У волка разное число часов, а не один «волчий час». Я бы сказал, что волчьи часы — это часы, которые проводишь один, не убаюканный сном, в тот период ночи, после двенадцати, когда ты привык быть с живым и любимым существом, а никак не с будильником и не с продолжением тебя самого, хотя…
Уже больше двух, если верить одноногому будильнику, который я отставил как можно дальше от себя — насколько допускают размеры этого прямоугольника — не потому, что шум его так уж настойчив сегодня, а потому, что это объект последней картины Чарли, выполненной в стиле известного последователя поп-арта, мистера Джеральда Мэрфи. Чтобы создавать эти потрясающие тонко выписанные красками изображения таких предметов, как спичечные коробки, хрустальные бокалы или внутренний механизм часов, требуется почти невозможное владение кисточкой, тонкой, как кончик перышка, или даже еще тоньше, а портрет одноногого будильника работы Чарли показывает понимание им работ Мэрфи и прочих адептов этого жанра, но не приближается к их потрясающей точности, более точной, чем сам объект.
Я сейчас поместил портрет будильника работы Чарли на место самого будильника.
* * *Наплевать на тебя, будильник, одноногое никелированное издевательство над моим сердцем, и заодно наплевать на les points de suspension[15], те три точки, что выдают отсутствие желания называть это завершенным или в самом деле законченным. Будильник завершает каждое предложение одним тиканьем, тиканья короткие и звучат вполне определенно, и продолжаются они до тех пор, пока часы не перестают издеваться над твоим сердцем только потому, что останавливаются.
Восхитительное следование собственному курсу, без всяких отклонений от него, а я попытаюсь одно…

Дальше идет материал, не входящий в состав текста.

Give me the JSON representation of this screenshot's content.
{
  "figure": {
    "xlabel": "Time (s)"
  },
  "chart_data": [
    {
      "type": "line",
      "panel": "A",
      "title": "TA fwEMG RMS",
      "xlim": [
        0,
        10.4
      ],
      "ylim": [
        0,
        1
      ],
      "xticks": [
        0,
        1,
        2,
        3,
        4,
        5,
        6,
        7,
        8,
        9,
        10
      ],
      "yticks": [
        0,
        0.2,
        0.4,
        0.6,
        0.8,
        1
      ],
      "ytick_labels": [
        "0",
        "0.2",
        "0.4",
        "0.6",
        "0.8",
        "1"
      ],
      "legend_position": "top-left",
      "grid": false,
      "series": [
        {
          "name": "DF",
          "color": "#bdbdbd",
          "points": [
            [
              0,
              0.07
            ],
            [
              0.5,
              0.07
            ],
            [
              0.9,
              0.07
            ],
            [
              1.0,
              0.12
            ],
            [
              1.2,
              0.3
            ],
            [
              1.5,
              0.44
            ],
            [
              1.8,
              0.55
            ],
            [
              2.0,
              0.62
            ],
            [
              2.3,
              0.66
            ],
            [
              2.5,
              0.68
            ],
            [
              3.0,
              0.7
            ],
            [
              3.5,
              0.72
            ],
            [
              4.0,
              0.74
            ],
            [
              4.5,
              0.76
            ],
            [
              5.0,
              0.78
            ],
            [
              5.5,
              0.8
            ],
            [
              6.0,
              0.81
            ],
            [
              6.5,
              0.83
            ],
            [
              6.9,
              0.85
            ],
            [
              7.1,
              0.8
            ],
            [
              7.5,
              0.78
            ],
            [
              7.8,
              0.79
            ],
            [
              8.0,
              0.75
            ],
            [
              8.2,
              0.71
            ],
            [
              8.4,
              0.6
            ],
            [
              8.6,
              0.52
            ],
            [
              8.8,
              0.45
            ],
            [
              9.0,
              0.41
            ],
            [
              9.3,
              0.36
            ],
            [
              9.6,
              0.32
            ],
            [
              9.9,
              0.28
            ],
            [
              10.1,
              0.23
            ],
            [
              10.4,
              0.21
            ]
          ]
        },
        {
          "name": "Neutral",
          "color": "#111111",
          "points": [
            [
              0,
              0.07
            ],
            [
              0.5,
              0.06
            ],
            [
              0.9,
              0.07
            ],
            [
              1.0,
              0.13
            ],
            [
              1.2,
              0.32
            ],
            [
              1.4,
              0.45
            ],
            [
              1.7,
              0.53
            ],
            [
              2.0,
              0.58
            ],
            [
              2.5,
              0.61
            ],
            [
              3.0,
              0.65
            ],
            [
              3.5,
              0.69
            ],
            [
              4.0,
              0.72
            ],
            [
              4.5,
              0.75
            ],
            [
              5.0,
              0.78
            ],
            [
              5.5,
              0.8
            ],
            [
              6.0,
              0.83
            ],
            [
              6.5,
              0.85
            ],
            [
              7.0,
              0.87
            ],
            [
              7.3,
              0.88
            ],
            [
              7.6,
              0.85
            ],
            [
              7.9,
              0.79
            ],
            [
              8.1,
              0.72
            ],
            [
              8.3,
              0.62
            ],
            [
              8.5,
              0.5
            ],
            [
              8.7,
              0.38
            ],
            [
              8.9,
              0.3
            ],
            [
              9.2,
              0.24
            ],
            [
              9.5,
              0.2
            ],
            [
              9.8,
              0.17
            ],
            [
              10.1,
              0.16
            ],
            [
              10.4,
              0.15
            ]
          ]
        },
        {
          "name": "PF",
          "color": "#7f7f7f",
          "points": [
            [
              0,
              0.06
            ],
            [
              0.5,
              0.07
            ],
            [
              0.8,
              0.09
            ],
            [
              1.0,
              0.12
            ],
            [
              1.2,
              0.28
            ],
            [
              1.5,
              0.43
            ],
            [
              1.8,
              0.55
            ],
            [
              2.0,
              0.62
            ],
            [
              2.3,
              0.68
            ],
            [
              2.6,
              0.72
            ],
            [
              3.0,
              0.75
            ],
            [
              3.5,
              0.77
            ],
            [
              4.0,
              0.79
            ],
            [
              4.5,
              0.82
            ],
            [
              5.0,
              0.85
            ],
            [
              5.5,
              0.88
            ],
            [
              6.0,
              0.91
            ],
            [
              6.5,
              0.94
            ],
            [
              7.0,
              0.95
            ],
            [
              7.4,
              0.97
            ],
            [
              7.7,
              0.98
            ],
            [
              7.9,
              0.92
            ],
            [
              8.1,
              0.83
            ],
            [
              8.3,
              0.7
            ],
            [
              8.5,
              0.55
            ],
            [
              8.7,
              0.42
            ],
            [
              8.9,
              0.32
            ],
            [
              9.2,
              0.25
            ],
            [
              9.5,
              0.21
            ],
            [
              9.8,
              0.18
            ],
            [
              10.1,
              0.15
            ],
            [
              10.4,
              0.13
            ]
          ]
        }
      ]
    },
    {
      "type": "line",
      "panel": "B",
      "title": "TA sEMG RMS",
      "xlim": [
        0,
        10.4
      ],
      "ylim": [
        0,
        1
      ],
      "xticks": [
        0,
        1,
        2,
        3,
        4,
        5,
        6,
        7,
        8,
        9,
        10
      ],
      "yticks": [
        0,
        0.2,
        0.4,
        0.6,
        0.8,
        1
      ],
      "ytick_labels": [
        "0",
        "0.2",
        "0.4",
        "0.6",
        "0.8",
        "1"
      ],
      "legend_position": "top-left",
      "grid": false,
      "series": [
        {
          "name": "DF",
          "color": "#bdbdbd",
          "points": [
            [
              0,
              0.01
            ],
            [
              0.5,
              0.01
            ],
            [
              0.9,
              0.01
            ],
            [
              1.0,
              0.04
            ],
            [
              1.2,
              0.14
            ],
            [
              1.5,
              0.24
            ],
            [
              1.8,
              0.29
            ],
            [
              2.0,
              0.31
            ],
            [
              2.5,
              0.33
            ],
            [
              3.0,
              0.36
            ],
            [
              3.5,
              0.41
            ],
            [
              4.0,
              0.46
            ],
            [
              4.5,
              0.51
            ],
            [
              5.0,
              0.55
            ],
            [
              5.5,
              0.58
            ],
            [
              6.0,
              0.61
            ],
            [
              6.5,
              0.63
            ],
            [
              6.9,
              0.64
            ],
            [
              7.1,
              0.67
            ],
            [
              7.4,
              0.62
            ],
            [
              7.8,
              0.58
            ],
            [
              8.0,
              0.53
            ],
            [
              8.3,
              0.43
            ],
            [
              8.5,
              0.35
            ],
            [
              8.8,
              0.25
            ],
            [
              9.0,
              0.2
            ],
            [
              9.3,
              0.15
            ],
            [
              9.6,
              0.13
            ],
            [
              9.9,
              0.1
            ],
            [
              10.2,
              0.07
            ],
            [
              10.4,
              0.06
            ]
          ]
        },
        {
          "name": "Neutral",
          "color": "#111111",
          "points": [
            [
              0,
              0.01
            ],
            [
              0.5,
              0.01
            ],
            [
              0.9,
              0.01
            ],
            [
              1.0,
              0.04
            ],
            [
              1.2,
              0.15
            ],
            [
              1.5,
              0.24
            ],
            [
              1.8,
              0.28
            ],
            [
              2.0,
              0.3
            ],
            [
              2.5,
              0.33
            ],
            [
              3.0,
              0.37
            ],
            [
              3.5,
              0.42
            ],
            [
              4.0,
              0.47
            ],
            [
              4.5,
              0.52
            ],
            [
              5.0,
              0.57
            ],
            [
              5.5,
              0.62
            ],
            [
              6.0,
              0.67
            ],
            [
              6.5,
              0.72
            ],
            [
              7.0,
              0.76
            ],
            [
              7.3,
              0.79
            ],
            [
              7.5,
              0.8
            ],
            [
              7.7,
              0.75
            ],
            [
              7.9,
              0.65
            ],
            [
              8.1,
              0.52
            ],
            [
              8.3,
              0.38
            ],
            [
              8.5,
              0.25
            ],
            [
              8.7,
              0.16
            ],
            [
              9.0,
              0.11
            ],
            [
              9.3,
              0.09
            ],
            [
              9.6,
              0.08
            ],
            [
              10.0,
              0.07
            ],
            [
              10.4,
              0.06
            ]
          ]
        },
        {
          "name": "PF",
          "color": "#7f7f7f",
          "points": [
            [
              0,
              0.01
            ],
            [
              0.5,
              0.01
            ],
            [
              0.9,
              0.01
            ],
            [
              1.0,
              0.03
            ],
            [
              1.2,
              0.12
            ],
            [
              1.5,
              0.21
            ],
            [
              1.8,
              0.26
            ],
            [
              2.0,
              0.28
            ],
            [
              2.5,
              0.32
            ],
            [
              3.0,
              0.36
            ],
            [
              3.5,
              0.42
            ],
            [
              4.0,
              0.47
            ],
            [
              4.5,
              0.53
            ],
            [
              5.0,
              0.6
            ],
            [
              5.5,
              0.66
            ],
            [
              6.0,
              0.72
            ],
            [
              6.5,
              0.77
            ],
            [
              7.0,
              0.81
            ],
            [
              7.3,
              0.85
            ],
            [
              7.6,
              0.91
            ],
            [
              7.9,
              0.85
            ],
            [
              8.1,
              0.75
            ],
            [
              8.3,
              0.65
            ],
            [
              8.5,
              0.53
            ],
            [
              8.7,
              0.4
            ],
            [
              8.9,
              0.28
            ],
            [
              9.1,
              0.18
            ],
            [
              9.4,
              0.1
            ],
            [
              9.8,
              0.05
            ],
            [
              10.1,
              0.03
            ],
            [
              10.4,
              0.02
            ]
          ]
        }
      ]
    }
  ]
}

К черту, без толку, отклонения — проклятье моей жизни.
Хронологический порядок означает расположение в соответствии с ходом времени: я попытаюсь следовать ему.
Для начала чисто декларативное утверждение.
Я убежал из дому в пятнадцать лет.
У меня много похожего с не по годам развитым Рембо, когда он начал свою литературную карьеру, завершившуюся через пять лет. У меня были (обманчиво) невинные черты лица, задумчиво-светлые глаза, очень светлые тонкие волосы, которые остановили звезду фигурного катания невдалеке от старого бара «Сан-Ремо», достопримечательности Гринич-Виллиджа (и моей истории), больше уже не существующей. Я встретил их одновременно. Лэнса и Моизи, они вместе выходили из «Сан-Ремо», красивый светлокожий негр, возвышающийся на целую голову над толпой у входа, и на целый фут — над Моизи, которая была исключительно высока для девушки. Они стояли в дверях, а я был у края толпы, стремившейся протолкнуться внутрь. Я не стремился внутрь. Я никогда не толкаюсь, я не толкаю ничего, кроме карандаша или ручки, и это часть огромной проблемы в моей жизни. Я знаю, конечно, что моя манхэттенская история была бы совсем другой, если бы эти зеленые глаза в коричневую крапинку не отклонились вниз от дверей «Сан-Ремо» с силой автомобильных фар перед самой аварией. Глаза светились и гипнотизировали. Они посмотрели на меня и пригвоздили меня к тротуару, хотя я не двинулся бы, даже если и мог, и меня не сдвинули бы, даже если бы захотели.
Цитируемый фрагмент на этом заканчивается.